SMART Goals Are Overrated

Standard advice (even ours !), If you want to set a goal, must be “SMART”. Concrete, measurable, something, something tied to time. There is disagreement about what some of the letters mean, which is our first hint that they may not be that important. It turns out that the SMART goal framework doesn’t include all the ways that goal setting can help us. In fact, we should not turn every target in a clever goal.

Where do SMART goals come from?

Let’s take a look at the history here. Since we hear SMART goals discussed in the context of fitness goals or New Year’s plans, one might think they come from the area of ​​self-improvement. But they don’t: they are from the world of management, where in 1981 George Doran wrote an article called “There is a SMART way to write down the goals and objectives of management.”

He argued that goals are often vague and that something specific and clearly articulated would be more effective for the job. The acronym SMART was meant to be structured, although he noted that it is not necessary to define all five points for every goal.

Another piece of evidence that this structure doesn’t make sense to individuals: the letter A originally stood for “assignable,” meaning you could have assigned it to a specific employee or group.

Disadvantages of SMART goals

SMART goals are often seen as improving vague statements like “I want to get in shape,” but I’d rather call it bait and substitution. By the time you finish defining your goal, you will have a pass-fail test with a deadline and metric. Is this really what will motivate you?

When we make a goal specific and measurable, we learn to focus on specific actions – which may be good – but we also overlook things that don’t fall into these categories. If you only want to lose weight and are counting pounds, what happens to your ability to maintain muscle mass and strength? What happens to your ability to enjoy food without getting hung up on calories? What happens to the types of exercise that you usually enjoy but that don’t maximize your calorie burn per minute? We have tunnel vision, and that’s not necessarily a good way to get closer to the goal.
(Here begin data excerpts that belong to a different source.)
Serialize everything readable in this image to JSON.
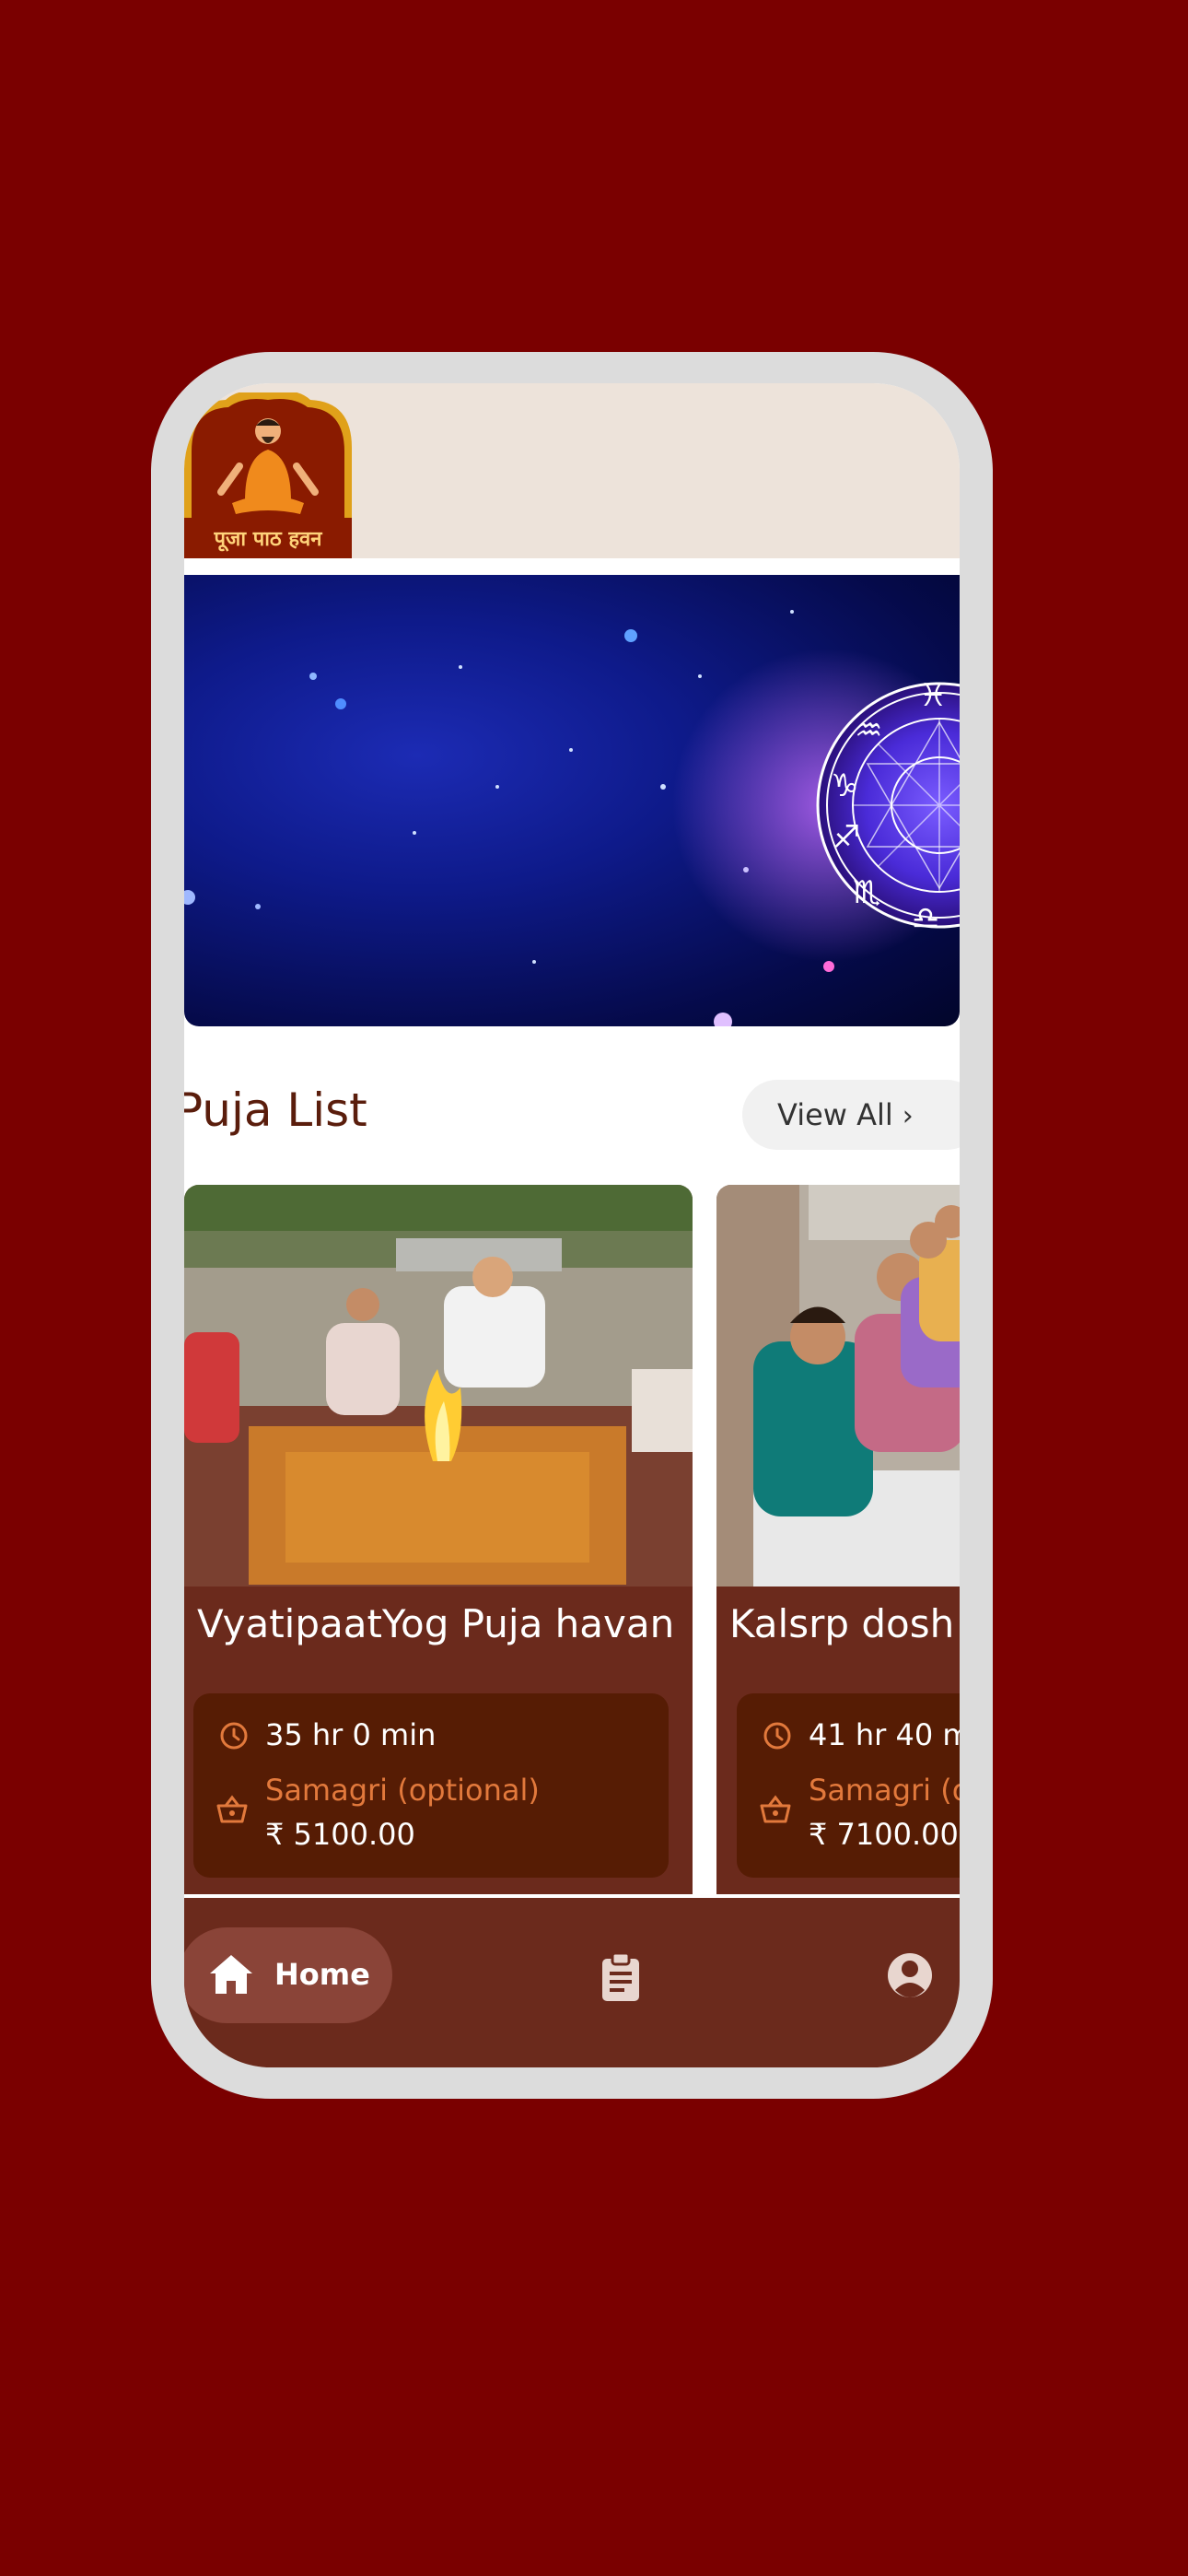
{
  "header": {
    "logo_text": "पूजा पाठ हवन"
  },
  "section": {
    "title": "Puja List",
    "view_all_label": "View All"
  },
  "pujas": [
    {
      "title": "VyatipaatYog Puja havan",
      "duration": "35 hr 0 min",
      "samagri_label": "Samagri (optional)",
      "price": "₹ 5100.00"
    },
    {
      "title": "Kalsrp dosh",
      "duration": "41 hr 40 m",
      "samagri_label": "Samagri (o",
      "price": "₹ 7100.00"
    }
  ],
  "nav": {
    "home_label": "Home"
  },
  "colors": {
    "background": "#7a0000",
    "header_bg": "#ede3da",
    "card_bg": "#6b2a1c",
    "info_bg": "#561c04",
    "accent_orange": "#e2793c"
  },
  "icons": [
    "clock-icon",
    "basket-icon",
    "home-icon",
    "clipboard-icon",
    "profile-icon",
    "chevron-right-icon"
  ]
}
When we make a goal achievable and realistic, we get in the way. If you strive to be better, wouldn’t you want to try something that is a problem precisely because you might fail? How much do you think you will ever be successful if you only stick to “goals” that you are 100% sure of?

Finally, setting a time-bound goal creates an artificial barrier. What happens if you meet the deadline but don’t? Was it all in vain? If you’re talking about a corporate quarter deadline, maybe. But if you work towards your goals for your own reasons, time doesn’t matter, does it? Self-improvement has no finish line. If you couldn’t do 100 push-ups by date X, aren’t you still stronger than when you started? Could you go ahead and see if you can do 100 push-ups in a month? Quite right.

Consider SMART goals as benchmarks or minimum

When you give up on SMART goals, you may get a little lost at first. They really provide a good structure for clearly defining what you want to work on. This is not your main goal, but perhaps it can be useful as part of the process.

So consider setting up a few time-limited, measurable tests as a minimum, to make sure you’re on the right track. Focus on the process, not the result: for example, you can commit to running four times a week for the next month. This is not the same as “running a marathon” or “getting faster”, which may be your actual goals, but reaching a certain, measurable, time-bound benchmark is a tool you can use to focus your efforts on that. paths.

Think Big When Setting Real Goals

What goal would you set if it were not realistic or well-defined? As I wrote earlier, I think it makes sense to think of fitness goals (or any other goals, in fact) in terms of the question . Deliberately remove one or more of these SMART settings and force yourself to see what you can achieve when it no longer passes the pass / fail test.

Remove the deadline and ask: How soon can I complete the deadlift [target weight]? Or remove the requirement for specificity and ask: How fast can I run by the time this race starts? Or take away the dimension aspect and see what happens if you just do something . Have fun. To make yourself. What will happen? How will your life change? You don’t need numbers that you can keep track of in a spreadsheet to try different things and see what happens.